Presenting Your Copy
Now that you've checked and rechecked your copy, how do you submit it to your boss or client for review? What font type and style do you use? How do you format the headlines, subheads, and sidebars? How do you indicate your ideas for visuals?
The brand or style guide explained earlier in this chapter may have guidelines on how your text should be submitted. The company or client you're writing for may also have a preferred way that copy should be formatted. Be sure to ask. Advertising agencies usually have a set format for submitting copy to their clients for review. And they expect their employees and freelancers to follow it.
Beyond that there are really no industry standards for presenting your copy. The most important thing is clarity.
Example of copy submitted to a client:
Advertisement — Copy Draft
Double Your Up-Time With Velocity
Before and after pictures of folding carton production line: the first using the competitor's adhesive, the second with the product.
The pressure is on to ramp up production speeds while maintaining performance.

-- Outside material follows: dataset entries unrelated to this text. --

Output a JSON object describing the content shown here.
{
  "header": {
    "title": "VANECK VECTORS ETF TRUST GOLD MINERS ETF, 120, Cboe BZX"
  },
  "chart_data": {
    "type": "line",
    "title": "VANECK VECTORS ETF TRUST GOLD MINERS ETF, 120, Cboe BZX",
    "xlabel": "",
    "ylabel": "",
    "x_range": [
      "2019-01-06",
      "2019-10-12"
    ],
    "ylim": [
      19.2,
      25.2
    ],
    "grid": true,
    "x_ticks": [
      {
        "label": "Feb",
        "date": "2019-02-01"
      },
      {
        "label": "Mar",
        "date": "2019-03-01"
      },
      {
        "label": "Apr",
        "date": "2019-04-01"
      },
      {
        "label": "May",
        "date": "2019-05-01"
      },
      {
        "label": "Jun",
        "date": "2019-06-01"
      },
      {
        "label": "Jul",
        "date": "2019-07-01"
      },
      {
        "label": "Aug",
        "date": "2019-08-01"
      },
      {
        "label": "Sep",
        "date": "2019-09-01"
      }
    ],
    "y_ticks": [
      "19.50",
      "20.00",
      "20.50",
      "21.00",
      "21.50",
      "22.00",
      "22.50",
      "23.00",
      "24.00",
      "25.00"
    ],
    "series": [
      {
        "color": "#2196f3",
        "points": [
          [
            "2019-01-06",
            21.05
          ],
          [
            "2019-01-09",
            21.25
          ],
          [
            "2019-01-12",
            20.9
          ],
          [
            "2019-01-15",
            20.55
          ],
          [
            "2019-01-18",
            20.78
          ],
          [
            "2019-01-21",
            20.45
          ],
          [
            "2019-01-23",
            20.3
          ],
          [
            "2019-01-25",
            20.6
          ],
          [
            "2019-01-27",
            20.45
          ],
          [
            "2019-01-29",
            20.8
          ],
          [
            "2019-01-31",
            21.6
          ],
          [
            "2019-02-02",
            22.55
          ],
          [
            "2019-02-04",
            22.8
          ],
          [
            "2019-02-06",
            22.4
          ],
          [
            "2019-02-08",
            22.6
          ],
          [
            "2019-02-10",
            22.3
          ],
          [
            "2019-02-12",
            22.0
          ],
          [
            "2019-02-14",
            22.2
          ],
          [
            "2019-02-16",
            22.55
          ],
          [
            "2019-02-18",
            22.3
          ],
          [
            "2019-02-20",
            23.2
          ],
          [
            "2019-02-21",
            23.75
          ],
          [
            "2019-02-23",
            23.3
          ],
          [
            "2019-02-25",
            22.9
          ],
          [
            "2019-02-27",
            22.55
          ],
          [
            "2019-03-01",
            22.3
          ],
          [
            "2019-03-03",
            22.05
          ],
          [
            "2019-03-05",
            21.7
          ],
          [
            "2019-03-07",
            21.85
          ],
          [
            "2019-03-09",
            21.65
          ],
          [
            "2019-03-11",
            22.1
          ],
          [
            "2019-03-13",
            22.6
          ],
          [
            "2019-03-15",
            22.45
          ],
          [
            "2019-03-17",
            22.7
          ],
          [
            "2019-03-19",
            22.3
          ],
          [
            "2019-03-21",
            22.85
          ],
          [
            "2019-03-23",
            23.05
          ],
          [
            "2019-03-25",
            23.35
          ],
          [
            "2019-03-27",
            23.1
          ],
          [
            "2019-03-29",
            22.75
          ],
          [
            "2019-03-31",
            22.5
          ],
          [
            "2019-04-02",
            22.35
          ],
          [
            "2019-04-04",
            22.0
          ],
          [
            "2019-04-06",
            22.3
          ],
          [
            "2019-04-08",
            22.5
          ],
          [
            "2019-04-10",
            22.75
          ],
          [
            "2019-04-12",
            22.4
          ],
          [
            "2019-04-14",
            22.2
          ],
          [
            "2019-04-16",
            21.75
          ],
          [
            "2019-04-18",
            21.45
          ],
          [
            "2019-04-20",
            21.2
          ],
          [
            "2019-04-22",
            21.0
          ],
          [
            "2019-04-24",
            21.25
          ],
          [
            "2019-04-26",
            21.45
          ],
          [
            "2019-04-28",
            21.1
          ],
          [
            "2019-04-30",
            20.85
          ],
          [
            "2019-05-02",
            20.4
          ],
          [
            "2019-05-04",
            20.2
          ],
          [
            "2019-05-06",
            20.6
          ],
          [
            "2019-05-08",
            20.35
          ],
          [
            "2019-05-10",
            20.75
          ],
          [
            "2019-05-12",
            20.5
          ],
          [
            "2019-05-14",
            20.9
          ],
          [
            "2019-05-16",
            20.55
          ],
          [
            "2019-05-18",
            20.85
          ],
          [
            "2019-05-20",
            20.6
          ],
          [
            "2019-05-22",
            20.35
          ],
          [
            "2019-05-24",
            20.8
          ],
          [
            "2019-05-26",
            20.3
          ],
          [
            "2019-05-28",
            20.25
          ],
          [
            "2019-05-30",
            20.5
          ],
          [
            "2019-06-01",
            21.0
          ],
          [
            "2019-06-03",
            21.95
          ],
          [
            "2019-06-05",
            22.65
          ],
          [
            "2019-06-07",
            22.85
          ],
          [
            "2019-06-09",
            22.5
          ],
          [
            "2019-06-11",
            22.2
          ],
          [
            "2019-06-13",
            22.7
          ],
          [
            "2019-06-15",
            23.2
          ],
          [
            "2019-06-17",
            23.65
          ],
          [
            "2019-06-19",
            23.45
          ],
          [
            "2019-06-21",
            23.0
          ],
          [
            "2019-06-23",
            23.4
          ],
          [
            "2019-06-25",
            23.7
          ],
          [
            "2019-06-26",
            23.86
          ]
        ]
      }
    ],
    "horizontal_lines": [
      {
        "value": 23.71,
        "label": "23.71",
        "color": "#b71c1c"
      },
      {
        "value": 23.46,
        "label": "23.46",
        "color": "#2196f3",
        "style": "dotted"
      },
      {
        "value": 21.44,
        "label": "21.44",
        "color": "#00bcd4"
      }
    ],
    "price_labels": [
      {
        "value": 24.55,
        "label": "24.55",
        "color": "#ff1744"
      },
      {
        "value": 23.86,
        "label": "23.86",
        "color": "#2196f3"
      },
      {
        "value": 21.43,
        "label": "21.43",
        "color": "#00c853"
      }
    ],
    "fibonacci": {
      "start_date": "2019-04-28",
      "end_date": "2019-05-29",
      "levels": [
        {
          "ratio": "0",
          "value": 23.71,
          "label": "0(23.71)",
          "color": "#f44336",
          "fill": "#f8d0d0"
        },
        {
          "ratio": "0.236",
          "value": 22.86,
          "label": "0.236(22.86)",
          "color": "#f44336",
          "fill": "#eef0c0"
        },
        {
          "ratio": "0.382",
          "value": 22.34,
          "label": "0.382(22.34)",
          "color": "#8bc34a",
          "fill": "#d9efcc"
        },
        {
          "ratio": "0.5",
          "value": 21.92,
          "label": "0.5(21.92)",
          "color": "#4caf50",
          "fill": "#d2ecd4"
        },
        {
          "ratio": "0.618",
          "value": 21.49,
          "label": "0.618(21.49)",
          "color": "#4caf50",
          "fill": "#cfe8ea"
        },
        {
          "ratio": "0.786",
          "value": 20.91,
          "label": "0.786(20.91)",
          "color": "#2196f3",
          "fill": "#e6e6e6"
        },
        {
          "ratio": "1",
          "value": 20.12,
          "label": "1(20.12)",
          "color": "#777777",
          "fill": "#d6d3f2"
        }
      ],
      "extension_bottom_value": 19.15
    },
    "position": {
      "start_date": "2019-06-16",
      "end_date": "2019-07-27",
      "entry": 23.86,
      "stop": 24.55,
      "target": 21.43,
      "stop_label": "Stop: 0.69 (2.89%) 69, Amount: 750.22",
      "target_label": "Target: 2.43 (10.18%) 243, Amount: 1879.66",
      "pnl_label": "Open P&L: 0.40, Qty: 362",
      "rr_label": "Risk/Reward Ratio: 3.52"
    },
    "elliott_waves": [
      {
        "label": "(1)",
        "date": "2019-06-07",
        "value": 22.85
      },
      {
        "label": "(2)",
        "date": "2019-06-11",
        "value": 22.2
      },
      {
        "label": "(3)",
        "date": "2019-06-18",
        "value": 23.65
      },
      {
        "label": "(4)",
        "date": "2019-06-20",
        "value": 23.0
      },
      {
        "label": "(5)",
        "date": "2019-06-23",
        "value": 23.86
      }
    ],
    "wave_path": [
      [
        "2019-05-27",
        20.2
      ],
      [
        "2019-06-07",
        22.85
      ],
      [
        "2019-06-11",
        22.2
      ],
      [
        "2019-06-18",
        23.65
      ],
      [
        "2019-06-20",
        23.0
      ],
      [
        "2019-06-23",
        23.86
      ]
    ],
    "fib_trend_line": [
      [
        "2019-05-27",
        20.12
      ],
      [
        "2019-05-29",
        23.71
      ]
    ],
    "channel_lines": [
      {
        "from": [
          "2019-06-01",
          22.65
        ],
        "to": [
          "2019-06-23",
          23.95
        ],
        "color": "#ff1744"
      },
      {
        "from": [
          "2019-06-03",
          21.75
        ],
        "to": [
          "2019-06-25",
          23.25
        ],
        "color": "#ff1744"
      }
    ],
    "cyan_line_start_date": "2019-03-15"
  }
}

This means turning downtime into uptime and making certain all process components are operating efficiently — especially the adhesive you use.
So don't get unglued with adhesives that cause rejects, gun misfires, tip buildup, throwing, and other performance-related problems. Velocity is specially designed for fast machining at line speeds up to 1,650ft/min. with clean cut off, developing a precise bead line with aggressive tack. It maintains consistent viscosity and clean machining so folding carton equipment can be run longer between clean-ups.
When it's time to open the throttle on your production line, Velocity will deliver the goods.
Reply Form Tear-away:
FREE Digital Demonstration:
Use this form, or call us at 1-905-XXX-XXXX, for a free video demonstration of Velocity in action.
Make sure your copy clearly indicates headlines, subheads, text boxes, pull quotes, and other key elements of the promotion. You don't want your client to be confused as to which page of a brochure or Web site a particular passage of text is intended for, or whether something is a headline or a callout.